Proses diagnosis gangguan kejiwaan sering memerlukan beberapa pertemuan untuk mendapatkan diagnosis yang lengkap.
Gejala Gangguan Kesehatan Mental
Setiap jenis penyakit mental bisa menyebabkan gejala tersendiri yang berbeda-beda. Namun, banyak yang memiliki beberapa karakteristik umum.
Tanda-tanda umum dari beberapa penyakit mental mungkin termasuk:
- Menurun atau meningkatkan nafsu makan.
- Mengalami insomnia atau terlalu banyak tidur.
- Menjauhkan diri dari orang lain dan aktivitas favorit.
- Merasa lelah, bahkan ketika sudah tidur cukup.
- Merasa mati rasa atau kurang empati.
- Mengalami nyeri tubuh.
- Merasa putus asa, tidak berdaya, atau tersesat.
- Merokok, minum minuman beralkohol, atau menggunakan obat-obatan terlarang lebih banyak dari sebelumnya.
- Merasa kebingungan, kelupaan, mudah tersinggung, marah, cemas, sedih, atau ketakutan.
- Terus-menerus bertengkar atau berdebat dengan teman dan keluarga.
- Mengalami perubahan suasana hati yang ekstrim yang menyebabkan masalah dalam hubungan.
- Memiliki kilas balik atau pikiran yang terus-menerus, yang tidak dapat diutarakan.
- Mendengar suara-suara di kepala yang tidak bisa berhenti.
- Memiliki pikiran untuk menyakiti diri sendiri atau orang lain.
- Tidak dapat melakukan aktivitas dan tugas sehari-hari.
Oleh karena itu, jika mengetahui dirimu atau orang terdekat memiliki gejala di atas, segera bawa mereka untuk menemui ahli kejiwaan untuk mendapatkan perawatan yang tepat.
Pemulihan Kesehatan Mental
Kebanyakan masalah mental bisa diatasi dengan pengobatan dan terapi. Proses ini umumnya bersifat pribadi dan bertujuan untuk mengembalikan pasien ke kehidupan yang lebih baik.
Meskipun demikian, ada beberapa kondisi masalah mental yang bersifat kronis dan memerlukan perawatan berkelanjutan. Biasanya, kondisi ini memerlukan perawatan dan intervensi yang tepat dari profesional medis.
Berikut ini sejumlah metode yang biasanya direkomendasikan untuk memulihkan masalah mental seseorang:
Penggunaan obat-obatan seperti obat antidepresan, obat penenang, serta obat untuk menghilangkan kecemasan.

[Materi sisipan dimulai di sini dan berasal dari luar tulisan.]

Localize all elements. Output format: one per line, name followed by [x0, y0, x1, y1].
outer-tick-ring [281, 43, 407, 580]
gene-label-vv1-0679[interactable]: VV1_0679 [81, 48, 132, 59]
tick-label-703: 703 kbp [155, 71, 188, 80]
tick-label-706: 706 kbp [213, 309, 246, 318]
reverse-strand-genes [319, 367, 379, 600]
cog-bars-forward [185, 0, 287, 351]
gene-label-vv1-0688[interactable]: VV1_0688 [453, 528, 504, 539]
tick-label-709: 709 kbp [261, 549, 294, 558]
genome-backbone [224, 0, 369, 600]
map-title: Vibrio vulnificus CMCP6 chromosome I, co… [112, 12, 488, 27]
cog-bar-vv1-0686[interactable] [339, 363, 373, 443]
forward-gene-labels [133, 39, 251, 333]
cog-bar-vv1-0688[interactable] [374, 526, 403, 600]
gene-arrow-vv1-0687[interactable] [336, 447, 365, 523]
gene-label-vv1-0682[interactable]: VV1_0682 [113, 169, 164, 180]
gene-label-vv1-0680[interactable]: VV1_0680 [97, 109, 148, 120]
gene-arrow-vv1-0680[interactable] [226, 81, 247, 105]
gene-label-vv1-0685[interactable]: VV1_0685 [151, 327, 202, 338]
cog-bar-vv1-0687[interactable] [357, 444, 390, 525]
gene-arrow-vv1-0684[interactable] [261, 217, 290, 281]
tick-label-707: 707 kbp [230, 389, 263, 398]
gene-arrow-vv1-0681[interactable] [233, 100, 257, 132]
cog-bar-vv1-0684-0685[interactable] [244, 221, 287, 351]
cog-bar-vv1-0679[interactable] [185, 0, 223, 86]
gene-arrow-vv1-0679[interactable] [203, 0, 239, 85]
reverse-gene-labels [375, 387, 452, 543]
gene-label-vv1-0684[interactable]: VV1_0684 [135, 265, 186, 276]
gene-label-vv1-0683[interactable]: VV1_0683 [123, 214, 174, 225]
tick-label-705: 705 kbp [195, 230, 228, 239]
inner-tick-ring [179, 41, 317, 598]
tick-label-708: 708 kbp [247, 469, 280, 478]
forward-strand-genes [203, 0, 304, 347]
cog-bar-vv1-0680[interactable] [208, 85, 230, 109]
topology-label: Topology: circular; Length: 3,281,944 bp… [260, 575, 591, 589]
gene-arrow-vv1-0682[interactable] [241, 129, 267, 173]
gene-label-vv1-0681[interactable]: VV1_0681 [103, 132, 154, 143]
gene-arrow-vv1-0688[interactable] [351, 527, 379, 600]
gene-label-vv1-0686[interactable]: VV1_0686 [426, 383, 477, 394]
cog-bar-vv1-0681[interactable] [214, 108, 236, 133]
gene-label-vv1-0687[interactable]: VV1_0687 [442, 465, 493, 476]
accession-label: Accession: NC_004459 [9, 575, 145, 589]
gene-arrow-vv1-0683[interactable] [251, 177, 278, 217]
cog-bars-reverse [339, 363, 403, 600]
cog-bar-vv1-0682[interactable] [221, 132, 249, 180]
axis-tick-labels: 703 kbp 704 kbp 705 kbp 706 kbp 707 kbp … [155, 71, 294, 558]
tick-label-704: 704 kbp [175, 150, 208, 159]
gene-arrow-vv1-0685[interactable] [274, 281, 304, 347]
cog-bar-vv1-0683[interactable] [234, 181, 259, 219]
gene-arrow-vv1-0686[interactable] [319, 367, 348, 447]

Psikoterapi untuk gangguan mental agar pasien bisa menyampaikan serta mengontrol perasaan dan pikirannya.
Rehabilitasi khususnya untuk pasien gangguan mental akibat penggunaan obat-obatan terlarang.
Pemberian dukungan untuk pengidap gangguan mental, agar mereka merasa berharga dan disayangi.